Zum Fahrplanwechsel: Wegen Corona rollen weniger Züge als geplant - Auswirkungen auf RE-Linie

Fahrplanwechsel

Zweimal im Jahr werden die Fahrpläne der Bahnen angepasst. Wegen der Corona-Krise fahren vorerst weniger neue Züge als vorgesehen. Dies betrifft vor allem eine Linie in NRW.

Düsseldorf/Hagen

08.06.2020, 07:58 Uhr / Lesedauer: 1 min
Ein RRX Zug steht im Hauptbahnhof Düsseldorf.

Ein RRX Zug steht im Hauptbahnhof Düsseldorf. © picture alliance/dpa

Zum sogenannten kleinen Fahrplanwechsel am 14. Juni müssen Pendler und Bahnreisende der Linie RE 1 auf den erhofften Start der modernen RRX-Züge coronabedingt noch vielfach verzichten. Der Eisenbahnbetreiber Abellio sollte eigentlich die gesamte Strecke von Aachen bis Minden übernehmen - nur vier von neun täglichen Hin- und Rückfahrten werden aber ab dem kommenden Sonntag mit dem neuen und auch geräumigeren RRX gefahren. Für die übrigen fehlt es beim neuen Betreiber Abellio an Personal, so dass auf mehr als der Hälfte der Züge weiter DB-Lokführer zum Einsatz kommen. Da diese nicht für die neuen RRX-Züge geschult sind, stellt die DB auch die Fahrzeuge, wie die Unternehmen mitteilten.

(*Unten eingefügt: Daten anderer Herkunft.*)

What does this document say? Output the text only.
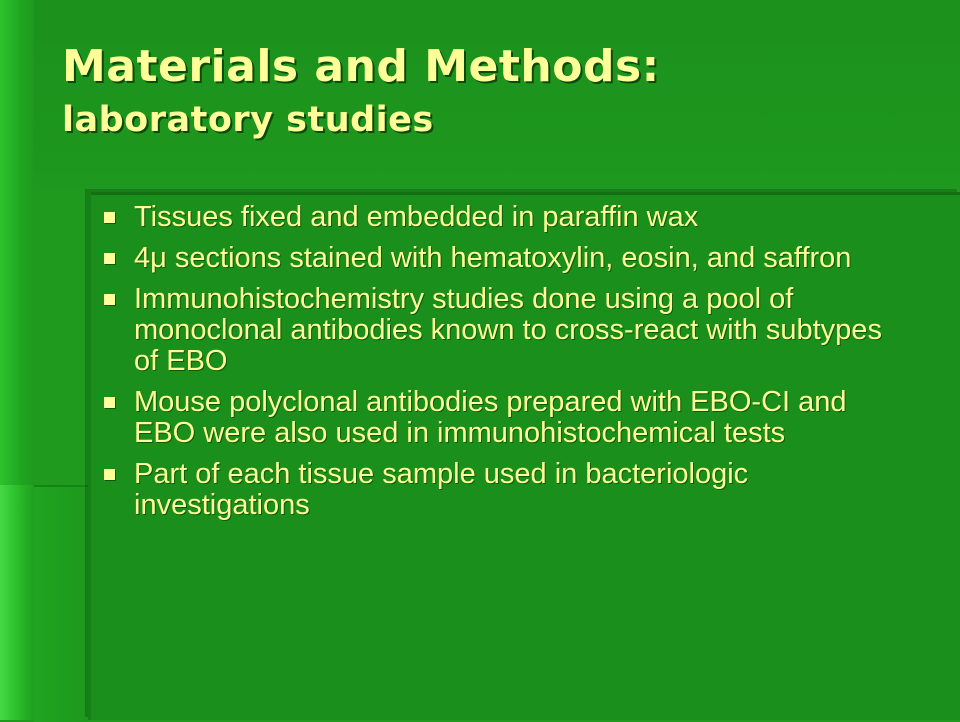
Materials and Methods:
laboratory studies
Tissues fixed and embedded in paraffin wax
4μ sections stained with hematoxylin, eosin, and saffron
Immunohistochemistry studies done using a pool of monoclonal antibodies known to cross-react with subtypes of EBO
Mouse polyclonal antibodies prepared with EBO-CI and EBO were also used in immunohistochemical tests
Part of each tissue sample used in bacteriologic investigations
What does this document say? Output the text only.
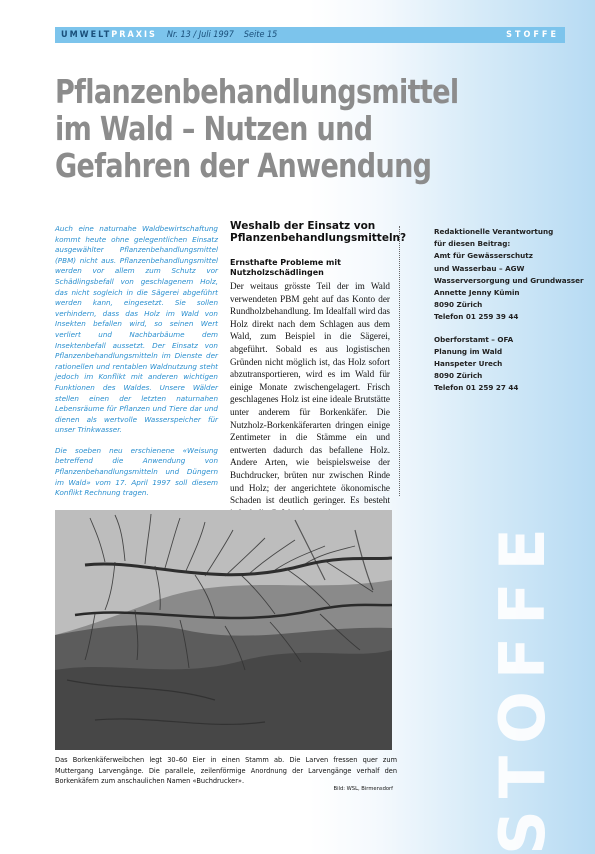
UMWELT PRAXIS Nr. 13 / Juli 1997 Seite 15	STOFFE
Pflanzenbehandlungsmittel
im Wald – Nutzen und
Gefahren der Anwendung

Auch eine naturnahe Waldbewirtschaftung kommt heute ohne gelegentlichen Einsatz ausgewählter Pflanzenbehandlungsmittel (PBM) nicht aus. Pflanzenbehandlungsmittel werden vor allem zum Schutz vor Schädlingsbefall von geschlagenem Holz, das nicht sogleich in die Sägerei abgeführt werden kann, eingesetzt. Sie sollen verhindern, dass das Holz im Wald von Insekten befallen wird, so seinen Wert verliert und Nachbarbäume dem Insektenbefall aussetzt. Der Einsatz von Pflanzenbehandlungsmitteln im Dienste der rationellen und rentablen Waldnutzung steht jedoch im Konflikt mit anderen wichtigen Funktionen des Waldes. Unsere Wälder stellen einen der letzten naturnahen Lebensräume für Pflanzen und Tiere dar und dienen als wertvolle Wasserspeicher für unser Trinkwasser.

Die soeben neu erschienene «Weisung betreffend die Anwendung von Pflanzenbehandlungsmitteln und Düngern im Wald» vom 17. April 1997 soll diesem Konflikt Rechnung tragen.

Weshalb der Einsatz von Pflanzenbehandlungsmitteln?
Ernsthafte Probleme mit Nutzholzschädlingen

Der weitaus grösste Teil der im Wald verwendeten PBM geht auf das Konto der Rundholzbehandlung. Im Idealfall wird das Holz direkt nach dem Schlagen aus dem Wald, zum Beispiel in die Sägerei, abgeführt. Sobald es aus logistischen Gründen nicht möglich ist, das Holz sofort abzutransportieren, wird es im Wald für einige Monate zwischengelagert. Frisch geschlagenes Holz ist eine ideale Brutstätte unter anderem für Borkenkäfer. Die Nutzholz-Borkenkäferarten dringen einige Zentimeter in die Stämme ein und entwerten dadurch das befallene Holz. Andere Arten, wie beispielsweise der Buchdrucker, brüten nur zwischen Rinde und Holz; der angerichtete ökonomische Schaden ist deutlich geringer. Es besteht

Redaktionelle Verantwortung
für diesen Beitrag:
Amt für Gewässerschutz
und Wasserbau – AGW
Wasserversorgung und Grundwasser
Annette Jenny Kümin
8090 Zürich
Telefon 01 259 39 44
Oberforstamt – OFA
Planung im Wald
Hanspeter Urech
8090 Zürich
Telefon 01 259 27 44
Das Borkenkäferweibchen legt 30–60 Eier in einen Stamm ab. Die Larven fressen quer zum Muttergang Larvengänge. Die parallele, zeilenförmige Anordnung der Larvengänge verhalf den Borkenkäfern zum anschaulichen Namen «Buchdrucker».
Bild: WSL, Birmensdorf STOFFE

Corona legt Ausbildung der Lokführer lahm

Die Corona-Krise hatte die laufende Ausbildung der neuen Abellio-Lokführer zeitweise lahmgelegt, so dass nun nicht genug Lokführer zur Verfügung stehen. Seit dem 20. April laufen die Ausbildungsprogramme zwar wieder, aber eingeschränkt. In einem halben Jahr will Abellio dann ausschließlich mit RRX-Zügen und eigenem Personal im Triebwagen auf der Strecke unterwegs sein. Sie gehört zu den meistgenutzten in NRW.

Aus den Verkehrsverbünden und bei der Deutschen Bahn hieß es, es seien über den Start des RRX auf der Strecke RE1 hinaus keine weiteren nennenswerten Änderungen zum 14. Juni vorgesehen. Größere Umstellungen wie neue Taktung oder Abfahrtzeiten werden in der Regel beim großen Fahrplanwechsel Anfang Dezember vorgenommen.